API Summary

Summary of public functions and classes exposed in ONNX Runtime.

Device

The package is compiled for a specific device, GPU or CPU. The CPU implementation includes optimizations such as MKL (Math Kernel Libary). The following function indicates the chosen option:

onnxruntime.get_device() → str

Return the device used to compute the prediction (CPU, MKL, …)

Examples and datasets

The package contains a few models stored in ONNX format used in the documentation. These don’t need to be downloaded as they are installed with the package.

onnxruntime.datasets.get_example(name)[source]

Retrieves the absolute file name of an example.

Load and run a model

ONNX Runtime reads a model saved in ONNX format. The main class InferenceSession wraps these functionalities in a single place.

class onnxruntime.ModelMetadata

Pre-defined and custom metadata about the model. It is usually used to identify the model used to run the prediction and facilitate the comparison.

custom_metadata_map

additional metadata

description

description of the model

domain

ONNX domain

graph_name

graph name

producer_name

producer name

version

version of the model

class onnxruntime.InferenceSession(path_or_bytes, sess_options=None)[source]

This is the main class used to run a model.

end_profiling()[source]

End profiling and return results in a file.

The results are stored in a filename if the option onnxruntime.SessionOptions.enable_profiling().

get_inputs()[source]

Return the inputs metadata as a list of onnxruntime.NodeArg.

get_modelmeta()[source]

Return the metadata.
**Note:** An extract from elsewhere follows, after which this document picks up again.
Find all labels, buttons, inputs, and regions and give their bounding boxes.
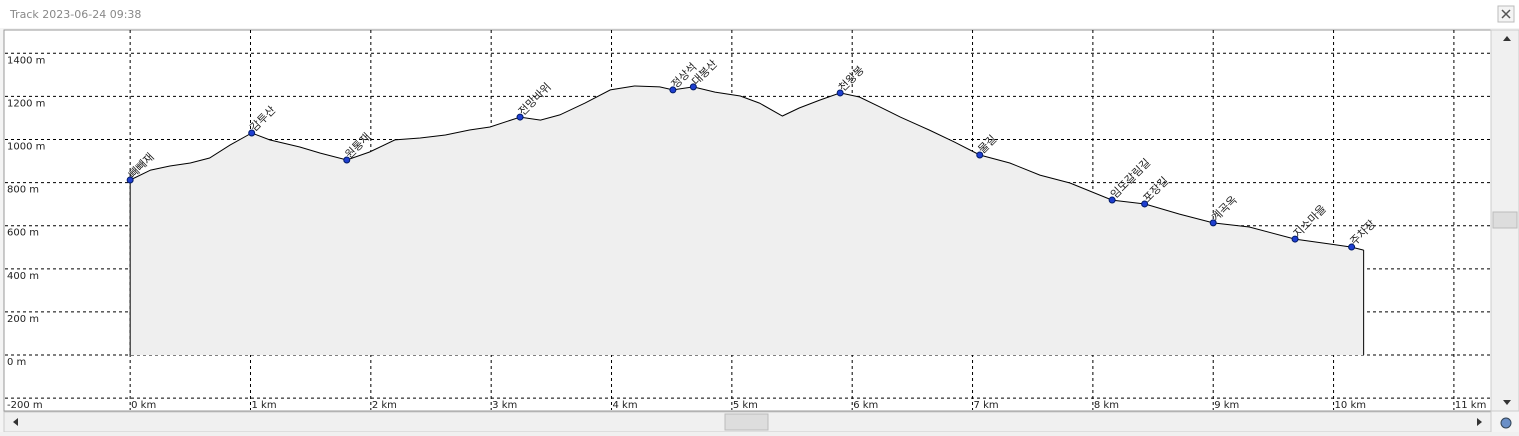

See onnxruntime.ModelMetadata.

get_outputs()[source]

Return the outputs metadata as a list of onnxruntime.NodeArg.

run(output_names, input_feed, run_options=None)[source]

Compute the predictions.

Parameters:
  • output_names – name of the outputs
  • input_feed – dictionary { input_name: input_value }
  • run_options – See onnxruntime.RunOptions.
sess.run([output_name], {input_name: x})
class onnxruntime.NodeArg

Node argument definition, for both input and output, including arg name, arg type (contains both type and shape).

name

node name

shape

node shape (assuming the node holds a tensor)

type

node type

class onnxruntime.RunOptions

Configuration information for a single Run.

run_log_verbosity_level

Applies to a particular Run() invocation.

run_tag

To identify logs generated by a particular Run() invocation.

terminate

Set to True to terminate any currently executing calls that are using this RunOptions instance. The individual calls will exit gracefully and return an error status.
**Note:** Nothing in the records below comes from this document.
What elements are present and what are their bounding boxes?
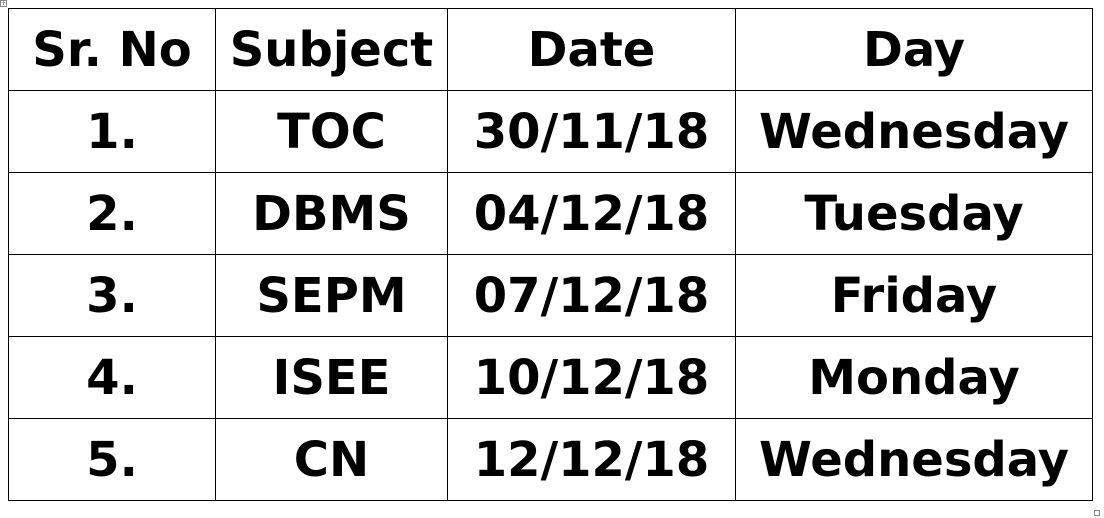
header-date: Date — [447, 8, 736, 91]
cell-subject: SEPM — [215, 254, 448, 337]
cell-day: Wednesday — [735, 90, 1093, 173]
cell-date: 12/12/18 — [447, 418, 736, 501]
cell-date: 10/12/18 — [447, 336, 736, 419]
table-row: 2. DBMS 04/12/18 Tuesday — [8, 172, 1093, 255]
exam-schedule-table: Sr. No Subject Date Day 1. TOC 30/11/18 … — [8, 8, 1093, 501]
cell-subject: DBMS — [215, 172, 448, 255]
cell-day: Monday — [735, 336, 1093, 419]
table-resize-handle-icon[interactable] — [1094, 510, 1100, 516]
cell-subject: ISEE — [215, 336, 448, 419]
table-move-handle-icon[interactable]: + — [0, 0, 7, 7]
cell-date: 04/12/18 — [447, 172, 736, 255]
cell-date: 07/12/18 — [447, 254, 736, 337]
cell-day: Friday — [735, 254, 1093, 337]
exam-schedule-table-container: Sr. No Subject Date Day 1. TOC 30/11/18 … — [8, 8, 1093, 501]
cell-sr-no: 2. — [8, 172, 216, 255]
table-row: 1. TOC 30/11/18 Wednesday — [8, 90, 1093, 173]
cell-sr-no: 5. — [8, 418, 216, 501]
header-day: Day — [735, 8, 1093, 91]
table-row: 3. SEPM 07/12/18 Friday — [8, 254, 1093, 337]
header-subject: Subject — [215, 8, 448, 91]
header-sr-no: Sr. No — [8, 8, 216, 91]
cell-sr-no: 1. — [8, 90, 216, 173]
cell-day: Wednesday — [735, 418, 1093, 501]
cell-subject: TOC — [215, 90, 448, 173]
table-row: 4. ISEE 10/12/18 Monday — [8, 336, 1093, 419]
cell-subject: CN — [215, 418, 448, 501]
table-header-row: Sr. No Subject Date Day — [8, 8, 1093, 91]
cell-date: 30/11/18 — [447, 90, 736, 173]
cell-sr-no: 4. — [8, 336, 216, 419]
cell-sr-no: 3. — [8, 254, 216, 337]
table-row: 5. CN 12/12/18 Wednesday — [8, 418, 1093, 501]
cell-day: Tuesday — [735, 172, 1093, 255]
class onnxruntime.SessionOptions

Configuration information for a session.

enable_cpu_mem_arena

Enables the memory arena on CPU. Arena may pre-allocate memory for future usage. Set this option to false if you don’t want it. Default is True.

enable_mem_pattern

Enables the memory pattern optimization. The idea is if the input shapes are the same, we could trace the internal memory allocation and generate a memory pattern for future request. So next time we could just do one allocation with a big chunk for all the internal memory allocation. Default is true.

enable_profiling

Enable profiling for this session. Default is false.

enable_sequential_execution

Enables sequential execution, disables parallel execution. Default is true.

max_num_graph_transformation_steps

Runs optimization steps on the execution graph. Default is 5.

session_log_verbosity_level

Applies to session load, initialization, etc. Default is 0.

session_logid

Logger id to use for session output.

session_thread_pool_size

How many threads in the session thread pool. Default is 0 to let onnxruntime choose. This parameter is unused unless enable_sequential_execution is false.

Backend

In addition to the regular API which is optimized for performance and usability, ONNX Runtime also implements the ONNX backend API for verification of ONNX specification conformance. The following functions are supported:

onnxruntime.backend.is_compatible(*args, **kwargs)

Return whether the model is compatible with the backend.

Parameters:
  • model – unused
  • device – None to use the default device or a string (ex: ‘CPU’)
Returns:

boolean

onnxruntime.backend.prepare(*args, **kwargs)

Load the model and creates a onnxruntime.InferenceSession ready to be used as a backend.

Parameters:
  • model – ModelProto (returned by onnx.load), string for a filename or bytes for a serialized model
  • device – requested device for the computation, None means the default one which depends on the compilation settings
  • kwargs – see onnxruntime.SessionOptions
Returns:

onnxruntime.InferenceSession

onnxruntime.backend.run(*args, **kwargs)

Compute the prediction.

Parameters:
Returns:

predictions

onnxruntime.backend.supports_device(*args, **kwargs)

Check whether the backend is compiled with particular device support. In particular it’s used in the testing suite.